Raden Ngabehi Surakso Hargo (Mbah Maridjan)
Dimuat di Surat Pembaca Pontianak Post (Rabu 3 November 2010), Forum Pembaca Media Indonesia (Rabu 3 November 20100, dan Surat Pembaca Suara Merdeka (21 November 2010) http://www.suaramerdeka.com/smcetak/index.php?fuseaction=beritacetak.detailberitacetak&id_beritacetak=130660.
"Walaupun aku diremukkan sampai jadi abu, aku akan memelukmu dengan abuku."- Liu Xiaobo (Pemenang Nobel Perdamaian 2010)
Begitulah janji Liu kepada istri tercinta Liu Xia. Semangat aktivis prodemokrasi China tersebut sefrekuensi dengan pengabdian Mbah Maridjan. Walau nyawa menjadi taruhan dan hanya bergaji Rp 20.000/bulan beliau memegang teguh sumpah setia sebagai abdi dalem Kraton Ngayogyakarta Hadiningrat. Sang Juru Kunci tak meninggalkan tanggungjawabnya menjaga Gunung Merapi hingga hembusan nafas terakhir.
Mbah Maridjan ibarat nahkoda kapal Titanic yang tenggelam ke dasar samudera bersama kapal dan para penumpangnya. Pada hari Rabu dinihari (27/10/2010) tim SAR menemukan jenasah Raden Ngabehi Surakso Hargo di salah satu kamar rumah mungilnya. Dalam posisi bersujud, mengenakan kain sarung dan kemeja batik. 15 jasad warga dan seorang wartawan juga ditemukan di sekitar lokasi tersebut. Semuanya mengalami luka bakar yang parah.

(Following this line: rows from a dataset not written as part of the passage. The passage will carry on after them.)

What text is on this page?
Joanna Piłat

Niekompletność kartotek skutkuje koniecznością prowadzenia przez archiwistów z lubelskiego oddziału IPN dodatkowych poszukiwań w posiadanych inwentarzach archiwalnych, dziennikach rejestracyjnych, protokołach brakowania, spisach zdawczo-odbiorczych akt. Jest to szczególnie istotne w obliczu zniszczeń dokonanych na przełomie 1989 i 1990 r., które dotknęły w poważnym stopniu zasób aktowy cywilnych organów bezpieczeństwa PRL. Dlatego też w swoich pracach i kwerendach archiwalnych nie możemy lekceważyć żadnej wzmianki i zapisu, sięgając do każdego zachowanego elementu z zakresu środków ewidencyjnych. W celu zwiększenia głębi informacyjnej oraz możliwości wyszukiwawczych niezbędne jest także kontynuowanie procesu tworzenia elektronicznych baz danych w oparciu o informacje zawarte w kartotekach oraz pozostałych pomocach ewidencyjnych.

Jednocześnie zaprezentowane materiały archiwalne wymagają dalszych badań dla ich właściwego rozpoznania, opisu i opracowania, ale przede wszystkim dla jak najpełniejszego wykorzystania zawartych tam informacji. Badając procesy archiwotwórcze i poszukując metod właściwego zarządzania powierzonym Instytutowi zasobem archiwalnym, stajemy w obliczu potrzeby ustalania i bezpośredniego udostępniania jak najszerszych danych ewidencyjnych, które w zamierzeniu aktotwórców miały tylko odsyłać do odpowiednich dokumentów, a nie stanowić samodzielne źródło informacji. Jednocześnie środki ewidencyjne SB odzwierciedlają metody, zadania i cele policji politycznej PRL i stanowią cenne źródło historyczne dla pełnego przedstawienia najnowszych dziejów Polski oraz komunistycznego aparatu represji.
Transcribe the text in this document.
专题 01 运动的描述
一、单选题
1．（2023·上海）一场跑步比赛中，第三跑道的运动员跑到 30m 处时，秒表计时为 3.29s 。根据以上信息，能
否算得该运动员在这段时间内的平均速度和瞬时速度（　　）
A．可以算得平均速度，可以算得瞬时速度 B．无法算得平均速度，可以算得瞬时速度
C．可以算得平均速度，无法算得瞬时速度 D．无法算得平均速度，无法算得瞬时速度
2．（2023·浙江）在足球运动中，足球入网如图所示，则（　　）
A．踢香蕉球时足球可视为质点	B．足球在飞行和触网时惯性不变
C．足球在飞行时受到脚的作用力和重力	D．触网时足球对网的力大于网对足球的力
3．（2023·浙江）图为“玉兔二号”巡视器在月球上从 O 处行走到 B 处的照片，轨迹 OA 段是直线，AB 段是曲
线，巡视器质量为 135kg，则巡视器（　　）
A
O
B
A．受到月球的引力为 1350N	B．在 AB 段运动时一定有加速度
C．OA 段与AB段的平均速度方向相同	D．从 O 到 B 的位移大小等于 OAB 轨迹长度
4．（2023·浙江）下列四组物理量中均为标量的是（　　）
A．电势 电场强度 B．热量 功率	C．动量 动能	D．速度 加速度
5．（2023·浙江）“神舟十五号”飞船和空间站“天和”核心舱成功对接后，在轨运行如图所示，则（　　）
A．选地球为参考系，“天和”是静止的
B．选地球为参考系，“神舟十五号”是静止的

Ironisnya, ada opini yang memojokkan Mbah Maridjan. Bahkan tega menyebarkan foto kuil jiwanya yang hangus terbakar lewat internet. Sebab beliau dituduh ngeyel (keras kepala) tak mau meninggalkan kediamannya yang notabene hanya berjarak 5 km dari puncak Merapi. Padahal status Merapi sudah dinaikkan dari "siaga" menjadi "awas" oleh Badan Vulkanologi terhitung sejak hari Senin jam 06.00 WIB (25/10/2010). Seolah secara tidak langsung, beliau dianggap telah menyebabkan banyak korban berjatuhan.
Sebagai tokoh masyarakat Mbah Maridjan memang di-gugu dan di-tiru oleh warga setempat. Tapi beliau sudah memperingatkan sebelumnya, "Saya minta warga untuk menuruti perintah dari pemerintah, mau mengungsi ya monggo..." (Kedaulatan Rakyat, 26/10/2010). Saat itu, sebagian besar warga enggan mengungsi karena khawatir akan kehilangan nafkahnya. Tanaman di ladang dan hewan ternak di kandang merupakan sumber penghidupan mereka selama ini. Apakah pemerintah dan aparat setempat berani menjamin keamanan aset-aset tersebut?
Diperparah lagi dengan kondisi di penampungan yang begitu memprihatinkan. Seorang kawan relawan di Muntilan mengabarkan bahwa mereka kesulitan memperoleh masker. Kalaupun ada mereka harus membeli dengan harga @Rp 2.000. Sedangkan teman lain di Srumbung mengisahkan betapa tragisnya para bayi dan balita tidur tanpa selimut di tengah malam yang dingin. Apakah Yth. Presiden RI yang - saat tulisan ini dibuat pada tanggal 27 Oktober 2010 - sedang berada di China dan anggota DPR yang "piknik" ke Yunani mengetahui kondisi riil rakyatnya yang sedang dilanda bencana, baik di Merapi maupun di Mentawai (MM)?
Secara lebih mendalam, kita perlu memahami konteks historis dan kultural Sang Juru Kunci Merapi. Mbah Maridjan dilahirkan pada tahun 1927 (berarti beliau tutup usia pada 83 tahun) di Dusun Kinahrejo, Umbulharjo, Cangkringan, Sleman, Yogyakarta. Amanah menjadi abdi dalem diperoleh langsung dari Sri Sultan Hamengku Buwono IX pada tahun 1982. Sebelumnya, ayahanda beliau, Mbah Hargo yang menjadi Juru Kunci sejak tahun 1970.
Gelar dari Kraton Ngayogyakarta Hadiningrat bagi Mbah Marijan ialah Mas Penewu. Itu berarti beliau berhak memimpin prosesi Labuhan untuk memanjatkan doa dan mempersembahkan sesajen kepada Eyang Petruk. Salah satu tokoh Punakawan yang diyakini sebagai sing mbaurekso alias penunggu gunung Merapi. Sekaligus sosok magis pengayom masyarakat yang berdiam di kawasan lereng gunung berapi teraktif di dunia tersebut.